Comment c’est-y que ça marche aujourd’hui ?
Effectivement, le contrat d’édition est défini par le CPI, mais le Code Civil est plus général. Le CPI est subordonné au code civil, et le droit d’auteur ne fait que préciser les conditions permettant l’exploitation d’une « œuvre de l’esprit », déjà créée ou en cours de création. C’est dans le droit d’auteur qu’est défini le contrat d’édition, tandis que les contrats dits à demi et les contrats à compte d’auteur sont précisés comme n’étant pas des contrats d’édition mais des sociétés à participation ou des louages d’ouvrage, et régis par le code civili.

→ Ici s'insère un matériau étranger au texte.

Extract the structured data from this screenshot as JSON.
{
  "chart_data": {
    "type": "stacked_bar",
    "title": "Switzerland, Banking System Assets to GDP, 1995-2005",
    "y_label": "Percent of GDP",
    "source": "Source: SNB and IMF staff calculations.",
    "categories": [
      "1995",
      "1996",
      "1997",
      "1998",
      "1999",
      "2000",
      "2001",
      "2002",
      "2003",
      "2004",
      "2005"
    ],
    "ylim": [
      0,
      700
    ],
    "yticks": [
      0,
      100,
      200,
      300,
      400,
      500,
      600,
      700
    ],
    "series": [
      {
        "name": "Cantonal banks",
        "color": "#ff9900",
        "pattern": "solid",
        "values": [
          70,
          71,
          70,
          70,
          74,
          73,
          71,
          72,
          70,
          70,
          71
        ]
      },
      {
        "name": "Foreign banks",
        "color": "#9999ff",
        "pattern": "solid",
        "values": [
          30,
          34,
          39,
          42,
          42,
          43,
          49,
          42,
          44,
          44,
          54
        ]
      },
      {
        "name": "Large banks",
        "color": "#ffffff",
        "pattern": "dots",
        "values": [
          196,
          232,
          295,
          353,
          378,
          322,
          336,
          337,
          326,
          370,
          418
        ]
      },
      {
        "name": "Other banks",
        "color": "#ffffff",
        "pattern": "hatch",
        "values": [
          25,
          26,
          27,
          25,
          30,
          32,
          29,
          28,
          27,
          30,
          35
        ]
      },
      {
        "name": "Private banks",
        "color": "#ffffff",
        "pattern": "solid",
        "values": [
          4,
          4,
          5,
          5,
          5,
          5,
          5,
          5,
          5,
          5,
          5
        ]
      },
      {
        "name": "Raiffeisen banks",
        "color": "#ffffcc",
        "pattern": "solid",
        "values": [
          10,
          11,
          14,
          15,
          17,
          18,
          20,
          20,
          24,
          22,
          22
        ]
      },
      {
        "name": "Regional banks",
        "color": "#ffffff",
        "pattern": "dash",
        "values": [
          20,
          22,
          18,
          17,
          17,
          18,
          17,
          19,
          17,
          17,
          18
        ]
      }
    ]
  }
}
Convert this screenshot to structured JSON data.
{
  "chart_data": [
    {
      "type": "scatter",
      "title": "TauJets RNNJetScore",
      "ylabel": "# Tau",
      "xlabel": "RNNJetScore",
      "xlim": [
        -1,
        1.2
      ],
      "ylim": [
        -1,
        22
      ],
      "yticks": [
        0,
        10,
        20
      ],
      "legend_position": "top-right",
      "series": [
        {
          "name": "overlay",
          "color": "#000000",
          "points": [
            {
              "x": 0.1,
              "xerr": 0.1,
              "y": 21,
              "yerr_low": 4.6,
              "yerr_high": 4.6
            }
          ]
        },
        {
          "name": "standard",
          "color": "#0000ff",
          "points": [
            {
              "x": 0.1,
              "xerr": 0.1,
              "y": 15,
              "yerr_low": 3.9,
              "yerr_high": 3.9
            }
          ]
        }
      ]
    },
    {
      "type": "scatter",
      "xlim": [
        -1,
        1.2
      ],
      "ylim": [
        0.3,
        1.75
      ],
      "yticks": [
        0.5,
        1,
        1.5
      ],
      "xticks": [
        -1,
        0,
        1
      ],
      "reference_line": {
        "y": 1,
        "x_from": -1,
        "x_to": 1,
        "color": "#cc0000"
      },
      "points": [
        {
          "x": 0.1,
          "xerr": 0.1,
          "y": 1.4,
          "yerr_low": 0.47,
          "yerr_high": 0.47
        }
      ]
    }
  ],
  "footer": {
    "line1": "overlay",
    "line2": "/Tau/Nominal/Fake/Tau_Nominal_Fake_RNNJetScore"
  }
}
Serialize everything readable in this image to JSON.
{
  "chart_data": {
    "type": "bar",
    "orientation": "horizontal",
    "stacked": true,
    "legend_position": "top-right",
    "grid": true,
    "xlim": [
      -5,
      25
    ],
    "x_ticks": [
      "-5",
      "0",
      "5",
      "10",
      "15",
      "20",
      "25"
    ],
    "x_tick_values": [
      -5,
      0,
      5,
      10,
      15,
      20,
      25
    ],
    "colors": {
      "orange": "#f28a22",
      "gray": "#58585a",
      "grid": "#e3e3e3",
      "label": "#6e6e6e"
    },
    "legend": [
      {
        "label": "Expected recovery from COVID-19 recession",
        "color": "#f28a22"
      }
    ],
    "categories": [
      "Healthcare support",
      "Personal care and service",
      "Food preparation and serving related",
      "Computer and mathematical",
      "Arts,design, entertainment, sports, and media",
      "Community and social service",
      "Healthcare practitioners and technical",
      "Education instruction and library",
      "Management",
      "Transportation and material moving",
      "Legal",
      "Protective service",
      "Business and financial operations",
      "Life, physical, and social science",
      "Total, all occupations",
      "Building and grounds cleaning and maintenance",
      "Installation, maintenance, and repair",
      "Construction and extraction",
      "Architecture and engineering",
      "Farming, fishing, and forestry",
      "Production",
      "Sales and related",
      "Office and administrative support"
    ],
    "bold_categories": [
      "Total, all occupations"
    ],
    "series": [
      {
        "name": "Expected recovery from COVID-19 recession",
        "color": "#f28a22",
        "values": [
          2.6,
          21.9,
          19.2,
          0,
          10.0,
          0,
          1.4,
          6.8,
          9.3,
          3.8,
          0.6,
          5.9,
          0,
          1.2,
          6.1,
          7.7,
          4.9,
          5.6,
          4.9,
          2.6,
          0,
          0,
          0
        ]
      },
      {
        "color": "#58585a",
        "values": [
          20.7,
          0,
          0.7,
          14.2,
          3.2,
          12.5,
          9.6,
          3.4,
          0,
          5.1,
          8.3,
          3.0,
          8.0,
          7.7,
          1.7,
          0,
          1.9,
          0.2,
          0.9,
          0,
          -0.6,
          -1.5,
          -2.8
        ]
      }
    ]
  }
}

Le succès d’une œuvre n’étant pas forcément garanti, et la répartition du chiffre d’affaires par titres suivant comme souvent une loi normale, certain·es auteur·rices peuvent ainsi se voir proposer un à-valoir lors de la signature du contrat d’édition, voir même au moment de l’acceptation d’un projet éditorial. Cet à-valoir est en fait une avance sur droits : l’auteur·rice perçoit une partie de la rémunération liée à la cession de ses droits sur l’oeuvre, puis ne reçoit plus de rémunération jusqu’à ce que le nombre de titres vendus ne dépasse cette avance sur droits. Régulièrement, cette avance n’est pas remboursée et l’auteur·rice peut cependant continuer son activité tout en évitant une trop grand précarité (nous rappelons cependant que les à-valoir ne sont pas systématiques). Cet à-valoir est précisé dans le contrat de cession de droits. Seulement, dans de multiples segments (genres) de littérature, l’édition de nouveaux livres se fait à travers des commandes à des auteur·rices déjà installé·es (l’assurance d’avoir un minimum d’audience). Depuis longtemps, certains syndicats d’artistes demandaient à ce que cette commande fasse l’objet d’un contrat spécifique, dit de commande, sans succès. Cependant, un tel contrat de commande n’aurait finalement pas garanti une meilleure rémunération pour l’artiste, la charge supplémentaire pouvant être compensée par la baisse d’autres rémunérations de l’auteur·rice et la reconnaissance d’une commande risquant de fragiliser le droit moralii. C’était plus ou moins comme ça que cela fonctionnait jusqu’à maintenant.
Seulement, les textes juridiques sont parfois datés, et doivent être modernisés afin d’en faciliter l’interprétation. C’est justement la question du louage d’ouvrage, sensé être modernisé en contrat d’entreprise. Lors de cette réforme, la distinction entre la commande d’un ouvrage à un·e auteur·rice et une cession de droits est appuyée : la commande dépend du Code Civil, le contrat d’édition est régi par le Code de la Propriété Intellectuelle. A ce titre, le contrat d’entreprise appelle à une rémunération distincte de celle liée à l’exploitation de l’oeuvre. Ainsi, la naissance de contrats dits « hybrides » est à prévoir, même si nous espérons que deux contrats différents soient signés, tout comme deux contrats doivent être signés pour l’édition et la potentielle adaptation audiovisuelle (même si la signature de ces deux contrats se fait souvent de manière simultanée).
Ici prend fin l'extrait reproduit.